CONFLICT (Unresolved): profile transferability. Denis has repeatedly argued that shared inlet/BT profiles do not transfer reliably because machines and coffees diverge, while Sorin has argued that BT/IT profiles can be adjusted and tailored rather than being impossible to share source. The practical synthesis is to use shared profiles as frameworks, then tune inlet offsets, pressure, RPM, and charge for the local machine.
CONFLICT (Unresolved): 200g sensor stability. Todd Johnson suspected that 200g roasts dramatically alter temperature reading stability and make BT curves hard to use, while Christopher Feran stated the opposite: that 200g is incredibly stable for BT and inlet readings source. Treat 200g as machine- and setup-dependent and validate with cup, color, weight loss, and bean movement rather than assuming either result universally.
Practical Workflow
For a new inlet profile, start with a known batch size and do not change batch size, RPM, fan, pressure, and inlet all at once. Warm up consistently, record charge/drum conditions, roast one batch, then evaluate first crack timing, weight loss, color, bean appearance, and cup. If the roast is broadly close, use an inlet offset of 3–10°C rather than rebuilding the shape.

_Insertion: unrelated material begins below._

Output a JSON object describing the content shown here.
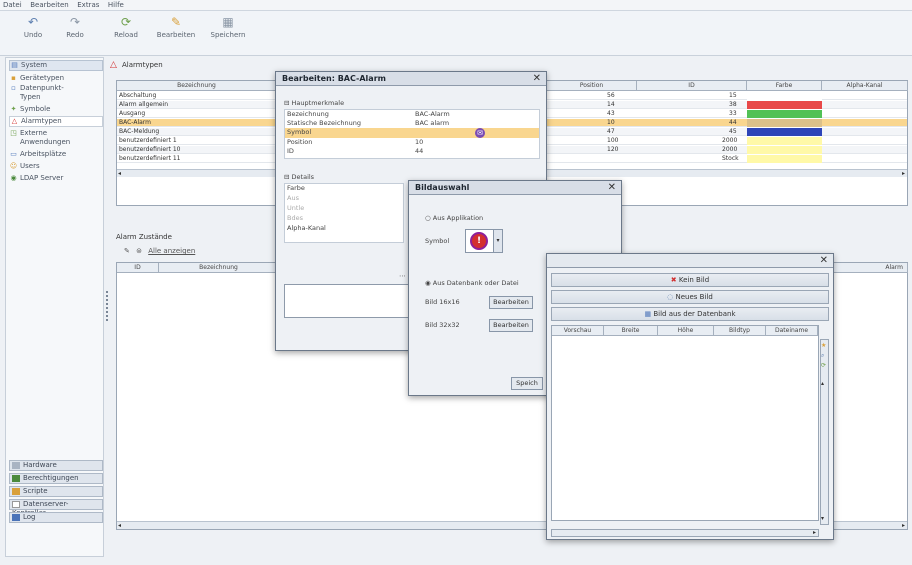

If the roast is far off, first confirm that the profile matches the hardware mode: normal flow versus counterflow, L100/S100 versus Ultra, inlet sensor present versus absent, and intended batch size. Then check airflow and pressure before chasing inlet values. If the profile came from another machine, expect to adjust it; the goal is matching the roast outcome, not copying the numeric inlet curve.